Wallace decided that his movement needed a raison d'etre. Once again, great-uncle Gallus provided the inspiration. In one of his letters, the thwarted guru had written: "It is better, think I, always to make happy, those gentlemen who are in advance of you in years!" And so, "make an old man happy" became Wallace's first commandment.

An opportunity presented itself almost immediately. A couple of joinees walking past a pub in Hammersmith spotted a white-haired man gazing into half a pint. One of them asked him: "Is there anything we can do to make you happy?"

"I don't think so," muttered the man, and explained that his car had broken down and he had no money for the train fare back to Devon. "I think we can help," said the joinees, and gave him £38 for his ticket and a sandwich.

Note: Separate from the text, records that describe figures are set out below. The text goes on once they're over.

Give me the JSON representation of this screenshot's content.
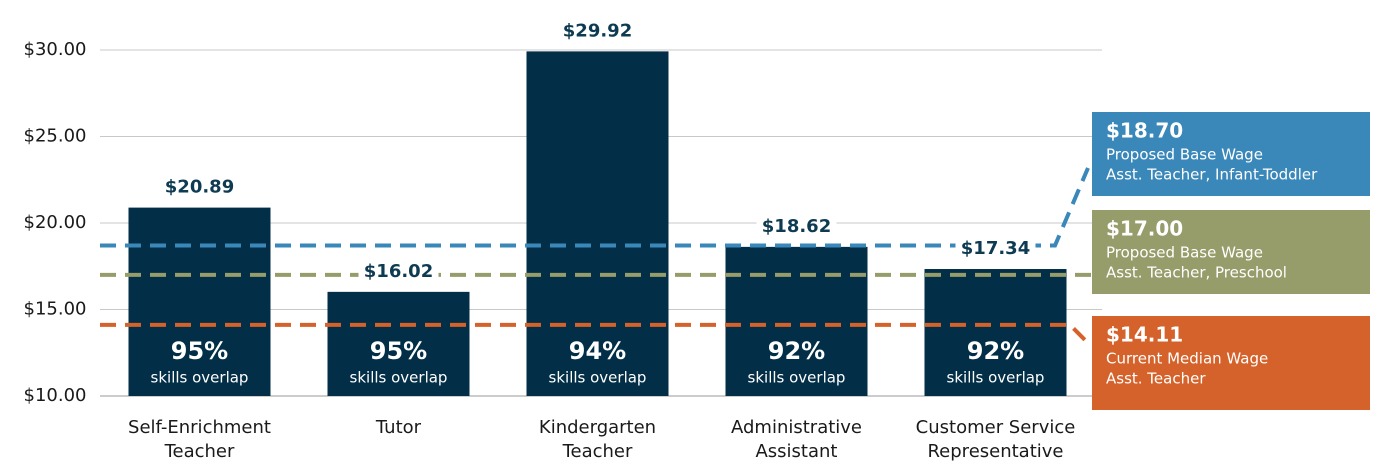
{
  "chart_data": {
    "type": "bar",
    "categories": [
      "Self-Enrichment Teacher",
      "Tutor",
      "Kindergarten Teacher",
      "Administrative Assistant",
      "Customer Service Representative"
    ],
    "values": [
      20.89,
      16.02,
      29.92,
      18.62,
      17.34
    ],
    "value_labels": [
      "$20.89",
      "$16.02",
      "$29.92",
      "$18.62",
      "$17.34"
    ],
    "color": "#022f47",
    "overlap": [
      95,
      95,
      94,
      92,
      92
    ],
    "overlap_labels": [
      "95%",
      "95%",
      "94%",
      "92%",
      "92%"
    ],
    "overlap_caption": "skills overlap",
    "ylim": [
      10,
      30
    ],
    "yticks": [
      {
        "value": 10,
        "label": "$10.00"
      },
      {
        "value": 15,
        "label": "$15.00"
      },
      {
        "value": 20,
        "label": "$20.00"
      },
      {
        "value": 25,
        "label": "$25.00"
      },
      {
        "value": 30,
        "label": "$30.00"
      }
    ],
    "grid": true,
    "reference_lines": [
      {
        "value": 18.7,
        "label": "$18.70",
        "lines": [
          "Proposed Base Wage",
          "Asst. Teacher, Infant-Toddler"
        ],
        "color": "#3a87b9"
      },
      {
        "value": 17.0,
        "label": "$17.00",
        "lines": [
          "Proposed Base Wage",
          "Asst. Teacher, Preschool"
        ],
        "color": "#969c6a"
      },
      {
        "value": 14.11,
        "label": "$14.11",
        "lines": [
          "Current Median Wage",
          "Asst. Teacher"
        ],
        "color": "#d4622a"
      }
    ]
  }
}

The man, who introduced himself as Raymond Price, was touched. "It is as if someone from above has sent you," he said.

Later someone sent Wallace a newspaper cutting. "Con artist sentenced for trail of deception," said the headline. "Raymond Price, 59, specialised in cheating kind-hearted members of the public. He toured the south claiming his car had broken down and he needed cash for his train fare home."

Join Me's first act of philanthropy had backfired. Even now, Wallace finds it hard to believe. "He was straight out of prison," he says. Undeterred, Wallace broadened the movement's ethos to include any good deed, however small.

Wallace has written a book about Join Me, subtitled: "The true story of a man who started a cult by accident". It's an enjoyable read, thanks to his self-deprecating wit, but it's not clear how seriously he takes his experiment. Will he keep it going now that the book is out? "Absolutely," he says. "This is only the beginning."